The satisfaction comes, she says, in being helpful to patients and their loved ones.
“If you can come alongside a family in crisis and you can make that better for them — even just a little bit — they are so grateful and it’s so rewarding,” Dr. Newcomer says. “They’re so exhausted from constantly being on a treadmill, so to speak, and you can tell them, ‘It’s OK to stop.’”
“I have never had patients tell me to do everything I can so they can keep going. If they can’t do what they want — the things they enjoy — they say, ‘I’m done.’”
Working with hospice patients was a natural progression from her geriatrics practice, says Dr. Newcomer, who received her medical degree from the University of Texas Southwestern.

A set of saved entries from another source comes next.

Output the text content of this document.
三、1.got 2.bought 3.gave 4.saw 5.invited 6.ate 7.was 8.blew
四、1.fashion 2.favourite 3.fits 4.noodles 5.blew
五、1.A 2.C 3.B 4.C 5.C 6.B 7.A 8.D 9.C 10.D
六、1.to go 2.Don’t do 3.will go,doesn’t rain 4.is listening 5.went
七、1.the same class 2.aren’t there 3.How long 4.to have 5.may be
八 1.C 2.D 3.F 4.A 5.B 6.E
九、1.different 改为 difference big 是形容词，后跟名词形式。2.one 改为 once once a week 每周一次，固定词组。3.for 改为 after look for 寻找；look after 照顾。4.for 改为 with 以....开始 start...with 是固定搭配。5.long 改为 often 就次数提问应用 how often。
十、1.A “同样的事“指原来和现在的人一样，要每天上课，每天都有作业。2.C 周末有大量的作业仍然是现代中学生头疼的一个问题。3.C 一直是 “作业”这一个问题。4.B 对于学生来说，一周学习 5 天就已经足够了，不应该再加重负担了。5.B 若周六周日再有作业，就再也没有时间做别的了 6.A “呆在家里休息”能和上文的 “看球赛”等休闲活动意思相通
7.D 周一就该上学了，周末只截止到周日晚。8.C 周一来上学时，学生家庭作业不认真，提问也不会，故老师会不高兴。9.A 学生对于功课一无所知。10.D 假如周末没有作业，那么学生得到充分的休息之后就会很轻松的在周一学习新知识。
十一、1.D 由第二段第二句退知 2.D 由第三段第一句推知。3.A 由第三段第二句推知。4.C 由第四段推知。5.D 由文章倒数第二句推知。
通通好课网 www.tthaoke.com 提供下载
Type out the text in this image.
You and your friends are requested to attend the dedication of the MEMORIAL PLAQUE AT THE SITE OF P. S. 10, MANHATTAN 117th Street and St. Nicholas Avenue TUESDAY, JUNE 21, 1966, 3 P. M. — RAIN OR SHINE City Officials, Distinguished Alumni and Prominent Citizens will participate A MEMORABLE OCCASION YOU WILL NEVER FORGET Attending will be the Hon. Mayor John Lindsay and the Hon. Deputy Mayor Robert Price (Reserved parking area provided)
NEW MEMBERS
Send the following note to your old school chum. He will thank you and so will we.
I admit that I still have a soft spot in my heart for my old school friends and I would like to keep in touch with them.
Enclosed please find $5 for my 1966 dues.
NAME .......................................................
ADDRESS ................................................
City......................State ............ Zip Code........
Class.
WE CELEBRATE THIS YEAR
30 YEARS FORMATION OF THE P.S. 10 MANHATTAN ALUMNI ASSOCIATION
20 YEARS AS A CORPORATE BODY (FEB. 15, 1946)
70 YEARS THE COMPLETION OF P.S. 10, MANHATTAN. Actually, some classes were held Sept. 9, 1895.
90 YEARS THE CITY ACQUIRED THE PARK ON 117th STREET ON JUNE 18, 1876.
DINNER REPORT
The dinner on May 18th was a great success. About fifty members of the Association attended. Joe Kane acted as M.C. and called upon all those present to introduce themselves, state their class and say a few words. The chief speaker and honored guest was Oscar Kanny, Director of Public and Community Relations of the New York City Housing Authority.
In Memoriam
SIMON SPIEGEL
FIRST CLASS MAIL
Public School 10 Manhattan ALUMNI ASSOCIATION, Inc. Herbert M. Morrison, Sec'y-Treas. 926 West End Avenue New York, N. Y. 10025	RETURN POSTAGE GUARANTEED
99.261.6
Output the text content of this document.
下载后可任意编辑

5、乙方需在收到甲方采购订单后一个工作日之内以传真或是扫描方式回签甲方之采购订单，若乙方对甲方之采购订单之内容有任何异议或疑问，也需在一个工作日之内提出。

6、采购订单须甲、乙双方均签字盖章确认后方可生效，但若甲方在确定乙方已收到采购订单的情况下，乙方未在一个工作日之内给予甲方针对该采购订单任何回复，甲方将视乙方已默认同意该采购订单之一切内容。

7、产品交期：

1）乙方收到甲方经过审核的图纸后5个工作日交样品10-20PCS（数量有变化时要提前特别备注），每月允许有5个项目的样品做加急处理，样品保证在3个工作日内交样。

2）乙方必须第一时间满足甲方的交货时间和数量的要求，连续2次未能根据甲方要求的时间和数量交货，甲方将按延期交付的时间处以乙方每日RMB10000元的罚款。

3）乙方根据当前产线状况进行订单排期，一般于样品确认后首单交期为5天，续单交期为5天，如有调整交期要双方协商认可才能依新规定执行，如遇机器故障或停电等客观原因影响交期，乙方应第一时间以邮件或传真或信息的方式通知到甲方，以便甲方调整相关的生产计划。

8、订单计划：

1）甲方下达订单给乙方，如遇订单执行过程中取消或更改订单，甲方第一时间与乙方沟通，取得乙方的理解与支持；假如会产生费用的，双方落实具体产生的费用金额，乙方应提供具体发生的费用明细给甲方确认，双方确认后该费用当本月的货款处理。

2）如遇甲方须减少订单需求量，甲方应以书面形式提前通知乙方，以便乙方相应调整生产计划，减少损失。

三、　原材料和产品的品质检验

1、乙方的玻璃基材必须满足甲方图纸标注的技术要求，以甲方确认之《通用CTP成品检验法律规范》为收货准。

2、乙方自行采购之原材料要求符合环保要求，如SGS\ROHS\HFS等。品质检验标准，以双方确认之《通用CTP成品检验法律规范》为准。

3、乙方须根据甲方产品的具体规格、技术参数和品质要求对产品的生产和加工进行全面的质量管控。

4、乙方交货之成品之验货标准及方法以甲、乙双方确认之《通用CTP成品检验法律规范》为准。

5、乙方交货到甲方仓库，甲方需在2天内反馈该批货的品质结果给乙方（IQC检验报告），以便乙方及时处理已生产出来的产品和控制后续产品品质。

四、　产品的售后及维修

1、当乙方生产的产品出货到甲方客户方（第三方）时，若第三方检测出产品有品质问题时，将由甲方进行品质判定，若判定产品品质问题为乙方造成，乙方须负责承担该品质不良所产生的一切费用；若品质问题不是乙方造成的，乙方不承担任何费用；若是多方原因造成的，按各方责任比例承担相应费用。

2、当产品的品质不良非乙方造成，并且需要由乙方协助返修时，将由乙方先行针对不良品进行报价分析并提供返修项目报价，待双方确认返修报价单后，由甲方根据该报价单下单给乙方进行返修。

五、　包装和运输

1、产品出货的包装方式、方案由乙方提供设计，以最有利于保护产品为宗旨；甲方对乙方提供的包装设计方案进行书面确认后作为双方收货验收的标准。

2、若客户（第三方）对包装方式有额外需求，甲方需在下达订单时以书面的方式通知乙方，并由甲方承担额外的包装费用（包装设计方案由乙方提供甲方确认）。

“My patients are very elderly,” she says, “and the issues are the same.”
Dr. Newcomer, a Texas native who is board certified in Internal Medicine and Hospice and Palliative Care, chose to join Compassus because it allows her to do the hands-on hospice care she prefers.
“When I first went to Compassus, I said to them, ‘I’m not your regular hospice doctor; I want to go see patients,’” she says. “Others want you to show up, sign paperwork and be on the sideline.”
“Compassus’ big thing is, ‘We’re a physician-led company,’ and it’s true,” Dr. Newcomer says. “It’s wonderful to do something that you love with people who also love it. We have a really good team of nurses and chaplains.”
She and her husband Mark, an ear, nose and throat doctor at a nearby medical school, have three sons and parents with significant health issues, “so we’re dealing with this firsthand,” she says.